Grace Gabriel: International Women’s Day CWT Spotlight

USAID Wildlife Asia is celebrating International Women's Day 2020 by highlighting some of our team members who are leading the charge on counter wildlife trafficking. Here we profile Grace Gabriel, International Fund for Animal Welfare (IFAW) Asia Regional Director.


How did you start working in Counter Wildlife Trafficking (CWT)?

It was December 1996. While working at a TV station in the US, I returned to China to film an IFAW project—the opening of a sanctuary in southern China for eight Asiatic black bears rescued from the horrendously cruel bear bile farms. Years of confinement in tiny cages with a catheter surgically implanted into their gall bladder to extract bile left the bears with both physical and mental damage. One bear in particular touched me. Every time he put his paw onto the grass, he jerked back as if getting electrocuted. After being on concrete floor for most of his life, he found the softness of the grass and the fragrance of the soil alien.  That moment changed my life forever. I quit my job in TV and returned to China to open an IFAW office. That bear’s first step to freedom turned me from an observer to an actor in CWT.

What is your proudest moment in CWT?

I have a proudest moment in each of the key stages in CWT, from changing policy to enhancing enforcement to reducing consumer demand.

  • In December 2011, an IFAW tip off led to the Chinese government banning the auction of elephant ivory, rhino horn and tiger bone. That ban resulted in a 90% reduction in ivory auctions in mainland China. That reduction positively correlated with CITES PIKE data, showing African elephant poaching had declined since 2012.
  • IFAW facilitated law enforcement training between China and Vietnam in September 2018 and May 2019 resulted in joint large seizures of wildlife in Vietnam within a month after the training. China Customs authorities credited the impact to enhanced cross-country intelligence sharing as a result of the training. 
  • IFAW’s Mom I have teeth campaign sensitizing Chinese to the links between ivory trade and elephant killing resonated with the public so much so that an ivory carver put down his knife; an ivory trader blew the whistle about the illegal trade to the media; and an educator put the campaign ad into China’s college entrance exam as a language question, subsequently reaching 9 million college applicants.
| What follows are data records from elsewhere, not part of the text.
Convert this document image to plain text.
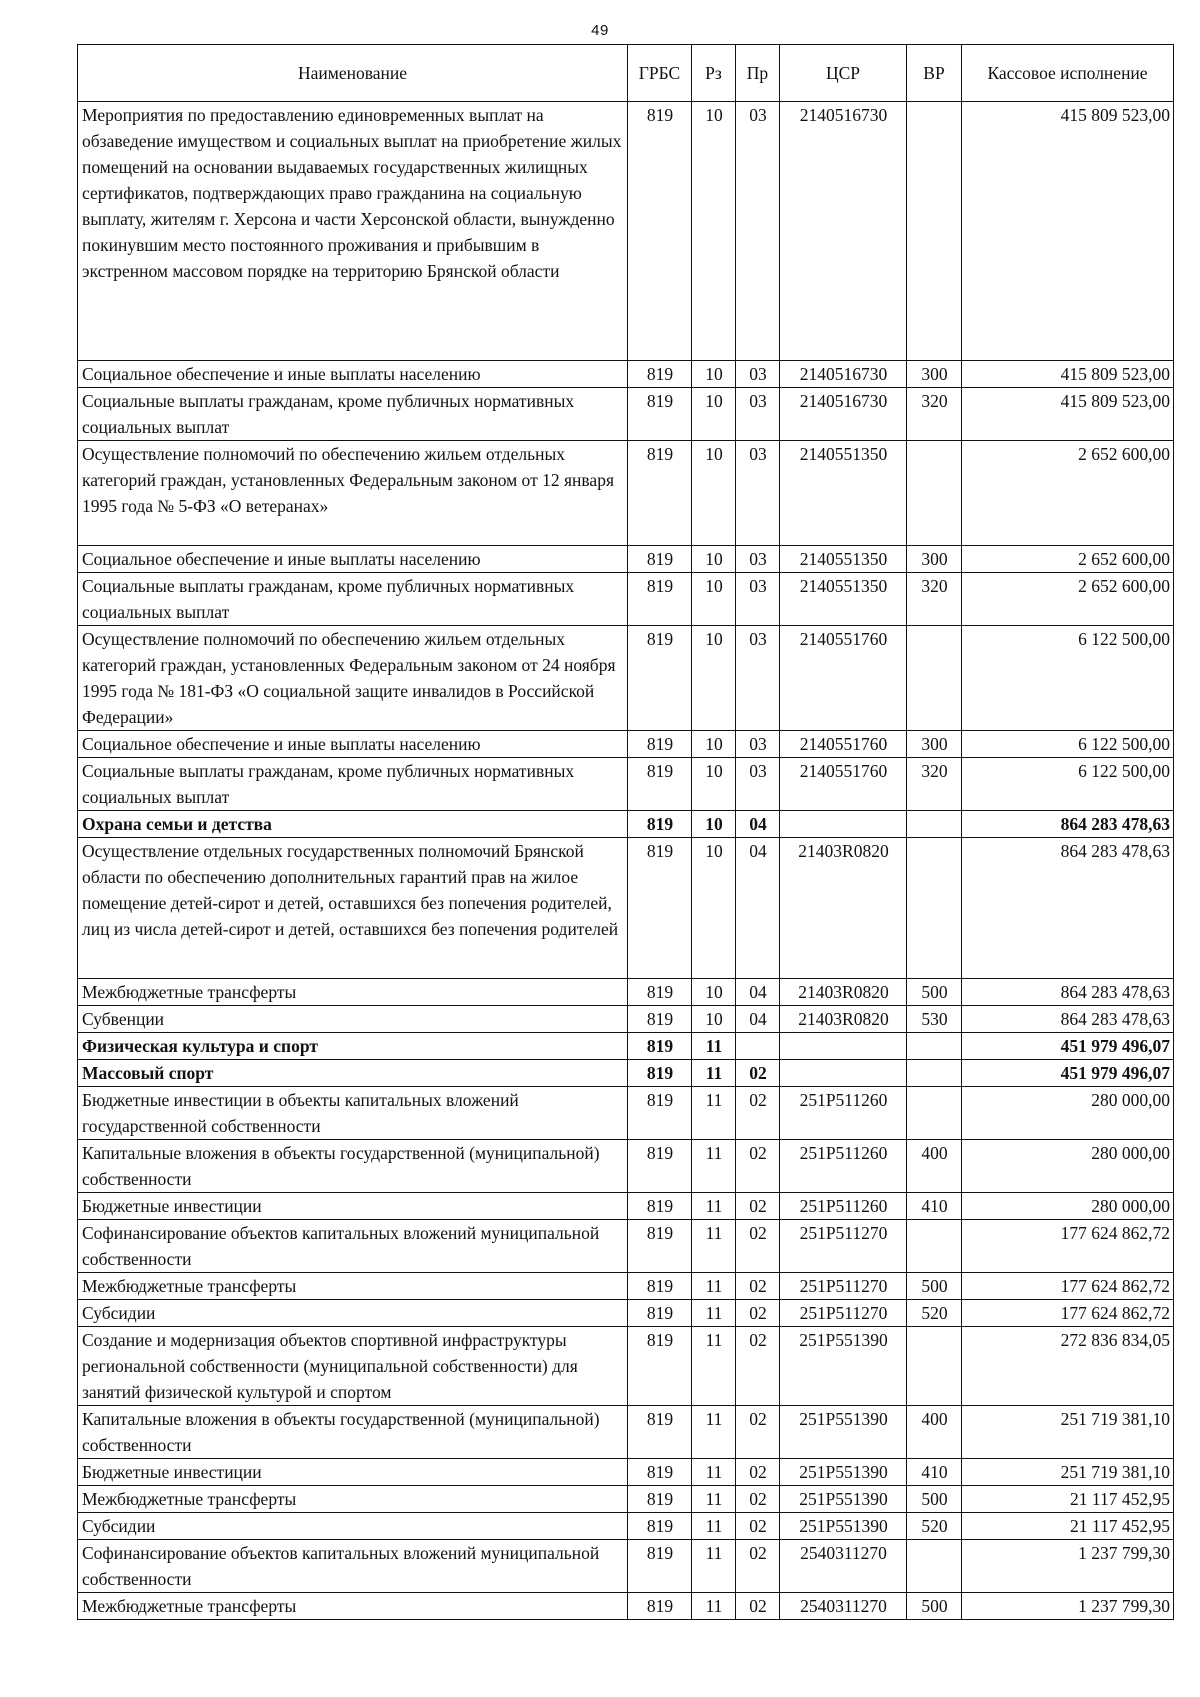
49
Наименование	ГРБС	Рз	Пр	ЦСР	ВР	Кассовое исполнение
Мероприятия по предоставлению единовременных выплат на обзаведение имуществом и социальных выплат на приобретение жилых помещений на основании выдаваемых государственных жилищных сертификатов, подтверждающих право гражданина на социальную выплату, жителям г. Херсона и части Херсонской области, вынужденно покинувшим место постоянного проживания и прибывшим в экстренном массовом порядке на территорию Брянской области	819	10	03	2140516730		415 809 523,00
Социальное обеспечение и иные выплаты населению	819	10	03	2140516730	300	415 809 523,00
Социальные выплаты гражданам, кроме публичных нормативных социальных выплат	819	10	03	2140516730	320	415 809 523,00
Осуществление полномочий по обеспечению жильем отдельных категорий граждан, установленных Федеральным законом от 12 января 1995 года № 5-ФЗ «О ветеранах»	819	10	03	2140551350		2 652 600,00
Социальное обеспечение и иные выплаты населению	819	10	03	2140551350	300	2 652 600,00
Социальные выплаты гражданам, кроме публичных нормативных социальных выплат	819	10	03	2140551350	320	2 652 600,00
Осуществление полномочий по обеспечению жильем отдельных категорий граждан, установленных Федеральным законом от 24 ноября 1995 года № 181-ФЗ «О социальной защите инвалидов в Российской Федерации»	819	10	03	2140551760		6 122 500,00
Социальное обеспечение и иные выплаты населению	819	10	03	2140551760	300	6 122 500,00
Социальные выплаты гражданам, кроме публичных нормативных социальных выплат	819	10	03	2140551760	320	6 122 500,00
Охрана семьи и детства	819	10	04			864 283 478,63
Осуществление отдельных государственных полномочий Брянской области по обеспечению дополнительных гарантий прав на жилое помещение детей-сирот и детей, оставшихся без попечения родителей, лиц из числа детей-сирот и детей, оставшихся без попечения родителей	819	10	04	21403R0820		864 283 478,63
Межбюджетные трансферты	819	10	04	21403R0820	500	864 283 478,63
Субвенции	819	10	04	21403R0820	530	864 283 478,63
Физическая культура и спорт	819	11				451 979 496,07
Массовый спорт	819	11	02			451 979 496,07
Бюджетные инвестиции в объекты капитальных вложений государственной собственности	819	11	02	251P511260		280 000,00
Капитальные вложения в объекты государственной (муниципальной) собственности	819	11	02	251P511260	400	280 000,00
Бюджетные инвестиции	819	11	02	251P511260	410	280 000,00
Софинансирование объектов капитальных вложений муниципальной собственности	819	11	02	251P511270		177 624 862,72
Межбюджетные трансферты	819	11	02	251P511270	500	177 624 862,72
Субсидии	819	11	02	251P511270	520	177 624 862,72
Создание и модернизация объектов спортивной инфраструктуры региональной собственности (муниципальной собственности) для занятий физической культурой и спортом	819	11	02	251P551390		272 836 834,05
Капитальные вложения в объекты государственной (муниципальной) собственности	819	11	02	251P551390	400	251 719 381,10
Бюджетные инвестиции	819	11	02	251P551390	410	251 719 381,10
Межбюджетные трансферты	819	11	02	251P551390	500	21 117 452,95
Субсидии	819	11	02	251P551390	520	21 117 452,95
Софинансирование объектов капитальных вложений муниципальной собственности	819	11	02	2540311270		1 237 799,30
Межбюджетные трансферты	819	11	02	2540311270	500	1 237 799,30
In four years, the campaign penetrated 75% of urban China and reduced the propensity among the group most likely to purchase ivory from 54% to 26%. 

As a woman in CWT, how do you think we can bolster women in Counter Wildlife Trafficking? And how can we ensure greater roles for women in CWT?

Use our own example and our positions within our own organizations to nurture, encourage, motivate, cultivate and attract female talents to CWT. IFAW office in China for example are 85% women.